Thinking like a mountain

Posted by Sara King BSc (Hons) MCIEEM on 27/09/2019

 

Sara King, the Ecosulis Biodiversity Assessment Specialist, recently attended the Scotland Big Picture Rewilding Conference. She was inspired by what she heard and saw.

 

The phrase "thinking like a mountain" was coined by American writer and philosopher Aldo Leopold - it encourages us to take a holistic view of entire ecosystems and their interconnectedness.

It is also a concept that has been adopted by Scotland: The Big Picture - a team of media professionals creating high-impact, inspirational communications to articulate and amplify the case for a wilder Scotland - to encourage rewilding and large-scale habitat restoration. Ecosulis recently sponsored the Scotland Big Picture Rewilding conference, an inspirational event that brought together 400 enthusiastic participants to drive rewilding forwards in Scotland and the rest of the UK.

The conference began with an admission of failure; that despite the best of intentions, conservation has failed within the UK, and that as a result we are now seeing massive declines in species and habitats. But the presence of 400 delegates in the room (and an excessive demand for tickets) from a variety of backgrounds generated optimism that now was the moment for change. The rewilding concept has already inspired many to act, both within the conservation industry and without, leading to stories of change and the recovery of biodiversity. Presentations were delivered from groups working on rewilding projects in Scotland and continental Europe focused on both terrestrial and marine habitats.

Enterprise and business were also central to the event. Lynbreck Croft provided an exciting presentation on their approach to nature-friendly farming. They have successfully built a crofting enterprise in the Cairngorms National Park in the Highlands of Scotland. Producing high quality food, their farming techniques also deliver healthy, biodiversity-rich habitats. These techniques include tree planting, natural grazing using low densities of Highland cows, pigs and hens, and the encouragement of large areas of species-rich meadow.

The Scottish Rewilding Alliance was also launched - a collaboration between like-minded organisations who share a mission to rewild Scotland. This new collaboration will work to ensure that conservation efforts can "think like a mountain" and focus on the whole Scottish ecosystem, acting cross far larger areas than any one organisation could manage. This is a positive new approach to conservation, aiming to pool resources and improve the effectiveness of work being undertaken now and in the future.

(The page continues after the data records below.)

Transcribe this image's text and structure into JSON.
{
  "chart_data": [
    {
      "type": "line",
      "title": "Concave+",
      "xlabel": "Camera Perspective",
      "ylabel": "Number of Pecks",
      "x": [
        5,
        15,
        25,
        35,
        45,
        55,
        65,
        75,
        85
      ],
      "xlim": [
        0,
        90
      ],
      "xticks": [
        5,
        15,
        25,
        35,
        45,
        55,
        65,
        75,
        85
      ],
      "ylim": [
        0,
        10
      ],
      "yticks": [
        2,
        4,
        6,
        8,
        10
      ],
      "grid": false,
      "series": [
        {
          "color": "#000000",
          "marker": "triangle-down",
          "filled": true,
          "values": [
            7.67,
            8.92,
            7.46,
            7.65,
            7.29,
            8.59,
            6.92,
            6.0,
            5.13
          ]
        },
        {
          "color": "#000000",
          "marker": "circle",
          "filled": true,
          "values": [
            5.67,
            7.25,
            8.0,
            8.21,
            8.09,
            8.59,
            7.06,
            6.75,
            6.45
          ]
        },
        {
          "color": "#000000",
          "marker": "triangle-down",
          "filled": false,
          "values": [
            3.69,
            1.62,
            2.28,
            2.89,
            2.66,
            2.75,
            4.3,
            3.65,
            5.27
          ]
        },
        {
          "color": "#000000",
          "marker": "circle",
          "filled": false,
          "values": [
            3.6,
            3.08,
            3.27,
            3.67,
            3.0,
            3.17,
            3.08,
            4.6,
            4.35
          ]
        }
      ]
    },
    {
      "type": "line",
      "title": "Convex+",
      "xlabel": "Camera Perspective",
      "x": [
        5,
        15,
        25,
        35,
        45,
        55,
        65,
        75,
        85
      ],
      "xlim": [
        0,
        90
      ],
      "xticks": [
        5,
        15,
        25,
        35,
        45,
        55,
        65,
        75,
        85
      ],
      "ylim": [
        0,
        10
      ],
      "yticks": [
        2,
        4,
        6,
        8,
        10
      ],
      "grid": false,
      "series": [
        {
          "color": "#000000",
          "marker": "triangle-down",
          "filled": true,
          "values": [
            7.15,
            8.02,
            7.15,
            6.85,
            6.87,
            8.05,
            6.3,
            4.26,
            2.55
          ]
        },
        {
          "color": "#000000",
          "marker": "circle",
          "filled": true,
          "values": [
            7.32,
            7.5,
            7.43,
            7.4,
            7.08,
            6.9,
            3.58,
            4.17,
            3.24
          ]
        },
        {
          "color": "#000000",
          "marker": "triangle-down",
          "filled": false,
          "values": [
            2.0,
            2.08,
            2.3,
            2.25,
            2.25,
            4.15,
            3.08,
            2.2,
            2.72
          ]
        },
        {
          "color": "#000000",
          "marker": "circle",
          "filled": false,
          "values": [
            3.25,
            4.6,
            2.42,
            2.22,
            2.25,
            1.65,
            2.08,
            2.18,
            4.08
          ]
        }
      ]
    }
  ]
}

One of my personal event highlights was the panel session, which comprised four young people from different backgrounds. Identified as the future of conservation, they were given a platform to voice their thougts on rewilding and the future of nature conservation. Many of their comments reinforced the feeling that now is the time for change, and that rewilding is an exciting way to restore broken ecological processes at scale (with ambitions that should include the reintroduction of such icoic species as wolves and lynx!). They also raised the critical point that rewilding discussions must be open and inclusive, incorporating landowners and land managers.

 

Overall, most projects were focusing on a positive approach to rewilding, from both nature friendly farmers and conservation groups. One case study project presented at the event proposed the use of rewarding the presence of species in America. This involves paying neighbouring farmers who sign up to the scheme for every key animal photo captured on a camera trap. For example, money was paid to adjacent landowners for the presence of bears, wolves and cougars on their land.

The day was crammed with positive and inspirational rewilding stories from the UK and across the world. It was very difficult not to leave the conference feeling as though rewilding can be achieved at scale, and that maybe one day we will not only see our habitats and wild nature thriving again in the UK, but that we might also hear the howl of wolves or catch sight of a lynx on the prowl in our forests.

"The Big Picture Conference wouldn’t have taken place just a few years ago, but as a society we are waking up to the fact that we are all bound together in an intricate web of life that ties us to every other living creature on the planet. Rewilding is part of that awakening and contrary to popular perception, it’s not about the return of large, scary carnivores and farmers being evicted from their land; it is an opportunity for nature and people to forge a new relationship that benefits both. We’re delighted that the conference helped reinforce that message to such a wide audience spanning many different interest groups."